Bug 1380291

Summary: tcl manpages should ideally be in a separate package
Product: [Fedora] Fedora Reporter: Tor Lillqvist <tml>
Component: tclAssignee: Jaroslav Škarvada <jskarvad>
Status: CLOSED RAWHIDE QA Contact: Fedora Extras Quality Assurance <extras-qa>
Severity: low Docs Contact:
Priority: unspecified    
Version: rawhideCC: jskarvad, wart
Target Milestone: ---Keywords: Reopened
Target Release: ---   
Hardware: Unspecified   
OS: Unspecified   
Whiteboard:
Fixed In Version: tcl-8.6.6-2.fc26 Doc Type: If docs needed, set a value
Doc Text:
Story Points: ---
Clone Of: Environment:
Last Closed: 2016-09-29 10:18:10 UTC Type: Bug
Regression: --- Mount Type: ---
Documentation: --- CRM:
Verified Versions: Category: ---
oVirt Team: --- RHEL 7.3 requirements from Atomic Host:
Cloudforms Team: --- Target Upstream Version:

Description Tor Lillqvist 2016-09-29 08:29:34 UTC
Description of problem:

It's slightly annoying that the tcl manpages are so numerous and have so generic title lines that they make it much harder to find what you are looking for with 'man -k'. Whatever you look for, you typically have to skip dozens of tcl manpages when browsing the output. I assume very few people are actually writing software in Tcl/Tk these days, and need those manpages.
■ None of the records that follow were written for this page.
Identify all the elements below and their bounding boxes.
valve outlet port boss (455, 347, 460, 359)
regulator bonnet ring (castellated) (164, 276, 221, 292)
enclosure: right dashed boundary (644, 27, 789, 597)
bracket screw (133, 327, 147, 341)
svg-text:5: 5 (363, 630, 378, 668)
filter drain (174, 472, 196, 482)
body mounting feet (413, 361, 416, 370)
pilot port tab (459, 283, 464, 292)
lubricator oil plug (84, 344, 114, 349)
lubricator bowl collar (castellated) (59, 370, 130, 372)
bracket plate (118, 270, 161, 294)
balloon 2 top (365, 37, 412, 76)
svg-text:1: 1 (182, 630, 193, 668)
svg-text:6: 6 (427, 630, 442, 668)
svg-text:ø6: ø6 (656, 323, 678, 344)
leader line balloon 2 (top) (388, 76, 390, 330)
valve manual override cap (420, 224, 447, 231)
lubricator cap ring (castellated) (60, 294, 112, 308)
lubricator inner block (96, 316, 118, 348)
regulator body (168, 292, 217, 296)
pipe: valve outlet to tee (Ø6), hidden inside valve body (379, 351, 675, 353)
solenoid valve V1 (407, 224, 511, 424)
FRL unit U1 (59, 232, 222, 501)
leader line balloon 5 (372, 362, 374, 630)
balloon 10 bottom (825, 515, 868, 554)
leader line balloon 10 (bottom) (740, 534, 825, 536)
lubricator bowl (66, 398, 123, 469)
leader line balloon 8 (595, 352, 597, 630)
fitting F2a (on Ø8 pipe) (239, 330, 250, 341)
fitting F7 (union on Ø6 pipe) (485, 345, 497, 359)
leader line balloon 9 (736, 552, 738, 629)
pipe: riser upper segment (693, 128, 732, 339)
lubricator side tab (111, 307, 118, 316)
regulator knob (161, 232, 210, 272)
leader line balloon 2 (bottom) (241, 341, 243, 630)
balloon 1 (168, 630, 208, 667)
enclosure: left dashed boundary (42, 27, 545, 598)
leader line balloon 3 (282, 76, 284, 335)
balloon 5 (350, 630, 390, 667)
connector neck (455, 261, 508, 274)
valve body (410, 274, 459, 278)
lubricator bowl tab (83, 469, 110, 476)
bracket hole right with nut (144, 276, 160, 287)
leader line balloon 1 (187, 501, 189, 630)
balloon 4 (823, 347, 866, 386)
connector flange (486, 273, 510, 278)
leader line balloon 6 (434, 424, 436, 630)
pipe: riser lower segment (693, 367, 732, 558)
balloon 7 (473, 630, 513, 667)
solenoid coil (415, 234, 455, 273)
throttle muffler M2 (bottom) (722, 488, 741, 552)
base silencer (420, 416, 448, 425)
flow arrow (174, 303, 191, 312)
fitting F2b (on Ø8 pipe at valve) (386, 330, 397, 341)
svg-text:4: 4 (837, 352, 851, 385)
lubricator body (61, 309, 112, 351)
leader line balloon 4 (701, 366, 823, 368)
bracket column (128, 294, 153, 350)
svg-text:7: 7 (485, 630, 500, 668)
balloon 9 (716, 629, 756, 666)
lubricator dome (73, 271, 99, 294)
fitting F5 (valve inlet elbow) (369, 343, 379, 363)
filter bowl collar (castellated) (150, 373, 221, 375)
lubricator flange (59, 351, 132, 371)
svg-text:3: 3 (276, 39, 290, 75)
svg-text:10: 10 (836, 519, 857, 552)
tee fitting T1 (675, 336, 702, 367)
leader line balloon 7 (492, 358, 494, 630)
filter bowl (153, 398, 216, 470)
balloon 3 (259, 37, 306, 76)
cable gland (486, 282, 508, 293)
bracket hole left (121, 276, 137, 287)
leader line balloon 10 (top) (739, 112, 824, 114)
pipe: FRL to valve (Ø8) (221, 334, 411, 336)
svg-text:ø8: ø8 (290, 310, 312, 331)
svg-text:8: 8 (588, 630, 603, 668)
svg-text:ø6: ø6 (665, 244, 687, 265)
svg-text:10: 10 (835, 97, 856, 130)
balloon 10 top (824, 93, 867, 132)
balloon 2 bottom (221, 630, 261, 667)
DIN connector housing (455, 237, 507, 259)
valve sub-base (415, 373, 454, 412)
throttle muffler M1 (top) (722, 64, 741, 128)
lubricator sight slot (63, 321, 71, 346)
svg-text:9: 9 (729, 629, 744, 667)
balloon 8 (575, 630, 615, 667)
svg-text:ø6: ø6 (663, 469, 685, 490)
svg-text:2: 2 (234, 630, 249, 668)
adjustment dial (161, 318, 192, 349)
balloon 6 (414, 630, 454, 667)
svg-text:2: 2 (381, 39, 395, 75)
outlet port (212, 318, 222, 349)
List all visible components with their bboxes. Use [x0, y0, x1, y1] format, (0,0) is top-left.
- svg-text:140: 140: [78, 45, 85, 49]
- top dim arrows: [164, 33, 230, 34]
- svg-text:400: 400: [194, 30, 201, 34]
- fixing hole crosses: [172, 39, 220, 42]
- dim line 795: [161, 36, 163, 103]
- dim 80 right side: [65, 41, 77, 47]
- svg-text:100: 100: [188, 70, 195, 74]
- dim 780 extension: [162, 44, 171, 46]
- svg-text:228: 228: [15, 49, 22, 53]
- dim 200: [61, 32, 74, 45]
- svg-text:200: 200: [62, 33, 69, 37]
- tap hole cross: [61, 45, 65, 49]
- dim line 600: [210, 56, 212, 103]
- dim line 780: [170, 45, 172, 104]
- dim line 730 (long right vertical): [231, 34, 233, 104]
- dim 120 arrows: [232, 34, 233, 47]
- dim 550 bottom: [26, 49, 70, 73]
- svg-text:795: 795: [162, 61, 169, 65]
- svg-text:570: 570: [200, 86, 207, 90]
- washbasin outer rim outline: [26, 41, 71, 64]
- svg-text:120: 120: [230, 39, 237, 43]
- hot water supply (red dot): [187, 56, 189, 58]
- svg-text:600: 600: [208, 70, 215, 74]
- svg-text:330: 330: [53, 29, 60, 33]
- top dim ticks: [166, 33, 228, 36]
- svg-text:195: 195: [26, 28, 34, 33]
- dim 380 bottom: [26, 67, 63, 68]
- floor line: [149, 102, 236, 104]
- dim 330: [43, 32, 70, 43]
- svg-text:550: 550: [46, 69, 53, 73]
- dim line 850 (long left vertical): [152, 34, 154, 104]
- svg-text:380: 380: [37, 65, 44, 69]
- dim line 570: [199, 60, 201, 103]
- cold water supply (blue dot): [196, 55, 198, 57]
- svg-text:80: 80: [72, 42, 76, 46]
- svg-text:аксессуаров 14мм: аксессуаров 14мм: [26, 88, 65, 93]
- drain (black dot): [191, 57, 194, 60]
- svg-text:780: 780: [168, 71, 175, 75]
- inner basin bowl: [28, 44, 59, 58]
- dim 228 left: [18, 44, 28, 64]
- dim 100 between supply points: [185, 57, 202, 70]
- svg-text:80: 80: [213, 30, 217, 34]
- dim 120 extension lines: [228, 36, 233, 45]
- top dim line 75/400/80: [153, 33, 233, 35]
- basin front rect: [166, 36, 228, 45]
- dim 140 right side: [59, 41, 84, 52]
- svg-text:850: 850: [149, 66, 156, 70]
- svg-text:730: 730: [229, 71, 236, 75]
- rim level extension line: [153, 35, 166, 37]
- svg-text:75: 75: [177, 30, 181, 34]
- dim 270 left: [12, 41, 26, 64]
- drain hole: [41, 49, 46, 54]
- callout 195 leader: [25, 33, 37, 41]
Comment 1 Tor Lillqvist 2016-09-29 08:58:38 UTC
OK, my friendly neighbour Fedora expert tells me to do:

dnf reinstall tcl --setopt='tsflags=nodocs'

so I'll close this bug myself then;) I guess another question is why tcl got installed in the first place, no idea if that is the default for development systems, or might have been my own fault after installing something obscure I don't use anyway, or whatever...
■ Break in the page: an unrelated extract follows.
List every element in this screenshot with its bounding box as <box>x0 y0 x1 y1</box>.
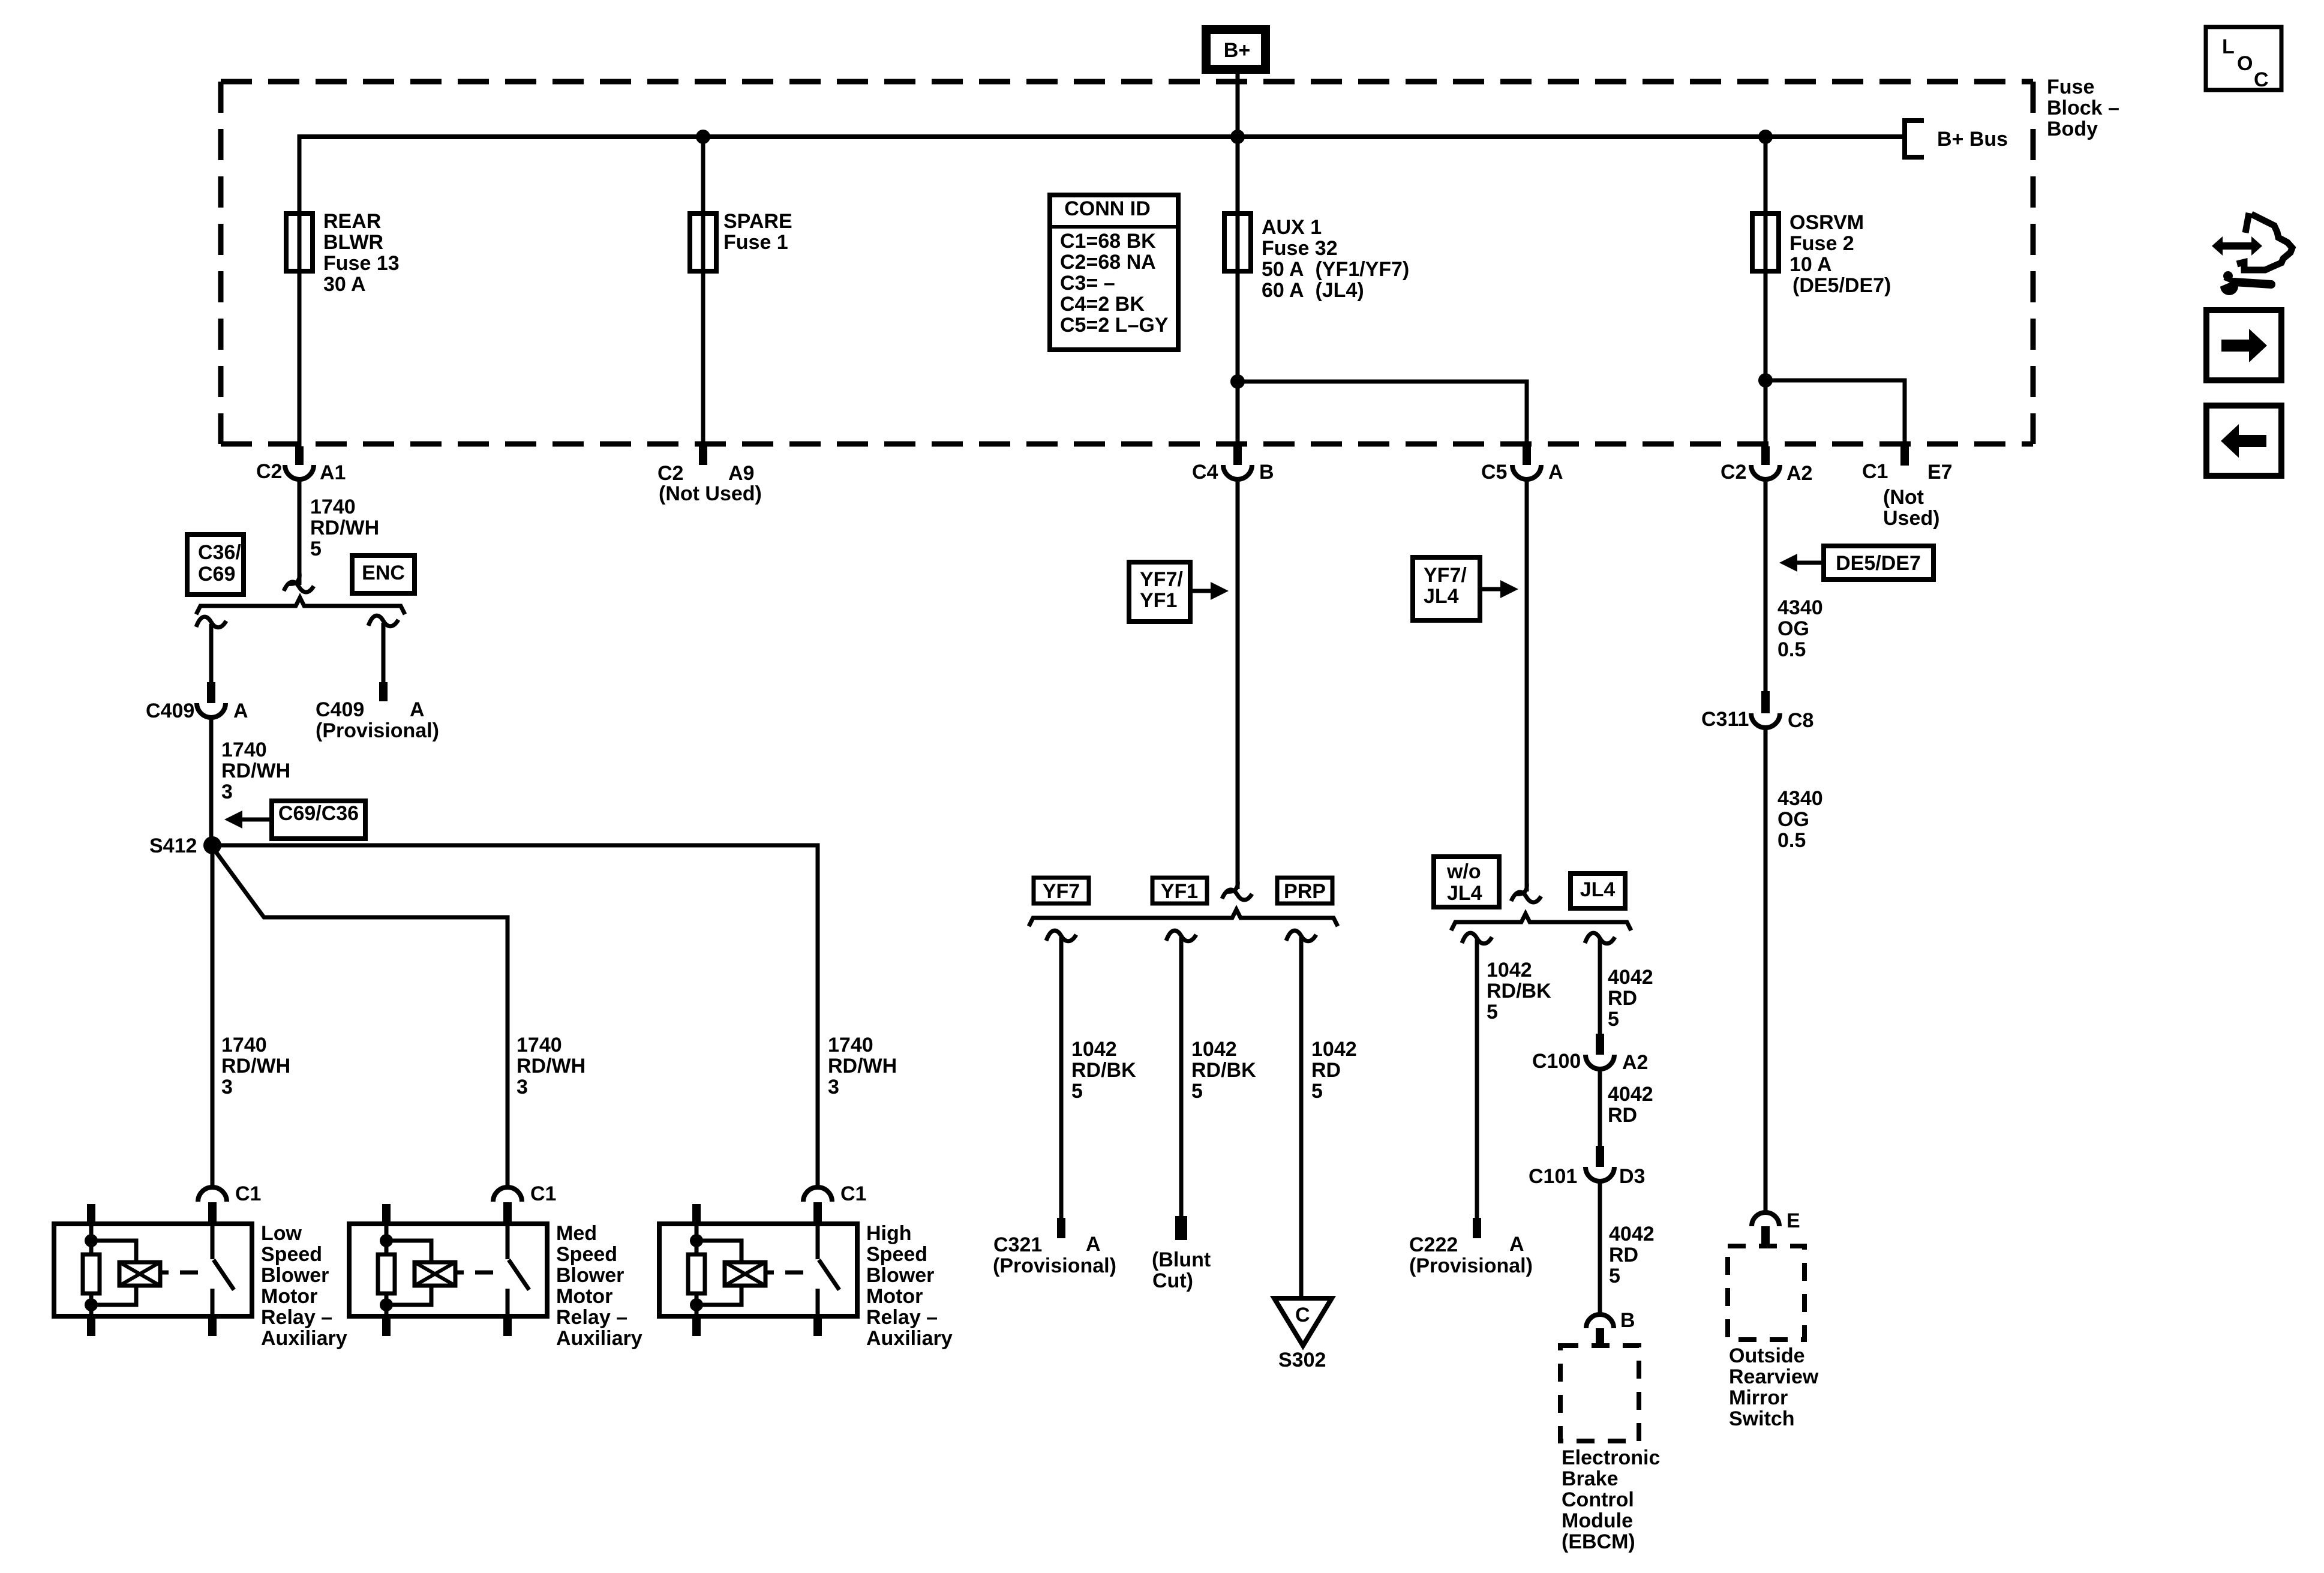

Comment 2 Jaroslav Škarvada 2016-09-29 09:26:07 UTC
(In reply to Tor Lillqvist from comment #1)
> OK, my friendly neighbour Fedora expert tells me to do:
> 
> dnf reinstall tcl --setopt='tsflags=nodocs'
> 
> so I'll close this bug myself then;) I guess another question is why tcl got
> installed in the first place, no idea if that is the default for development
> systems, or might have been my own fault after installing something obscure
> I don't use anyway, or whatever...

Thanks for the report, the above is dirty workaround. I think it makes sense to have the docs in separate package, thus reopening but against rawhide.